Gap will soon be making clothes in Myanmar, the Wall Street Journal reported, becoming the first major US retailer to set up shop in the former pariah state.
Jackets and other outerwear manufactured in Myanmar will beginning hitting Old Navy and Banana Republic stores this summer. The clothes will be made in factories owned by a South Korean firm that the US retailer would not name to protect itself from competition. Myanmar, formerly Burma, was completely isolated until it transitioned to a kind of democracy in 2011 and pushed through reforms, leading to international sanctions being lifted. Myanmar’s garment industry accounted for more than a third of its exports before the US trade embargo in 2003, the Journal said, so the Gap deal could lead to a revival of “Made in Myanmar” products in US and European shops.

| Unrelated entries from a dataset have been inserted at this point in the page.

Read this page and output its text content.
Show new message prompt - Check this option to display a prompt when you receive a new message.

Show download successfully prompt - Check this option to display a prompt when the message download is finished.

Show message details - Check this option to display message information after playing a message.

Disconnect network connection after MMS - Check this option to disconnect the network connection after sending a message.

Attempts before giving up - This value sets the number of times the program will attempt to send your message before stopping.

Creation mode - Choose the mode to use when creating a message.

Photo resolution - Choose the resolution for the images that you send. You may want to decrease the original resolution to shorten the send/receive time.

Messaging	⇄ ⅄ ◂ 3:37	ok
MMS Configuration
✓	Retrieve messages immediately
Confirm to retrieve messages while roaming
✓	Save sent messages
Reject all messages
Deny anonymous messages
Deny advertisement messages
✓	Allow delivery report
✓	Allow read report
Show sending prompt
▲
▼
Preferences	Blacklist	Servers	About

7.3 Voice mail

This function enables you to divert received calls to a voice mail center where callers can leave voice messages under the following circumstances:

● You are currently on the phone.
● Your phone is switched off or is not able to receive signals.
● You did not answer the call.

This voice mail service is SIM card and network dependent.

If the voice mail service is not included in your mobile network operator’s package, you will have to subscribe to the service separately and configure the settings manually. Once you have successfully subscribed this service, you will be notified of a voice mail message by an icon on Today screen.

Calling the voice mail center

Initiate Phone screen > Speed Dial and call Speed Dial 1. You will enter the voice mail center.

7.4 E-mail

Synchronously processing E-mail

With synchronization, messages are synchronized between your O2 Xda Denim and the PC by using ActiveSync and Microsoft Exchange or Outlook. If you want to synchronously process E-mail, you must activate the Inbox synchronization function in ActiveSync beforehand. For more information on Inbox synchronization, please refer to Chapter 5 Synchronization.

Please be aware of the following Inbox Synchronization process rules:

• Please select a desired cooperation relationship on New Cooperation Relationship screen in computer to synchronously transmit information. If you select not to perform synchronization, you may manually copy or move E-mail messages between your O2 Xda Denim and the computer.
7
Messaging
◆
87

Last year, Myanmar’s foreign minister visited in New York and urged US companies to “join the gold rush” as the formerly reclusive kingdom opens up to the world. But US companies aren’t quite there yet; the Journal said that US direct investment in the country was only 1%, or $244 million, of the overall foreign direct investment in the country so far, compared to China’s 30% or $14 billion.
Despite the lifting of sanctions, some democracy advocates still advise a total boycott of the country because of the deep links between former members of the military junta and the private sector. Recent controversies, such as those over Sodastream’s factory in an Israeli settlement in the occupied Palestinian territories and the Rana Plaza factory collapse in Bangladesh, have shone a brighter spotlight on the true costs of consumer goods. Gap is likely more than aware of the risks: The retailer told the Journal that workers at its factories in Myanmar are paid an estimated average of $110 a month—with supervisors earning as much as $1,000—which is four times the average Myanmar garment worker’s salary.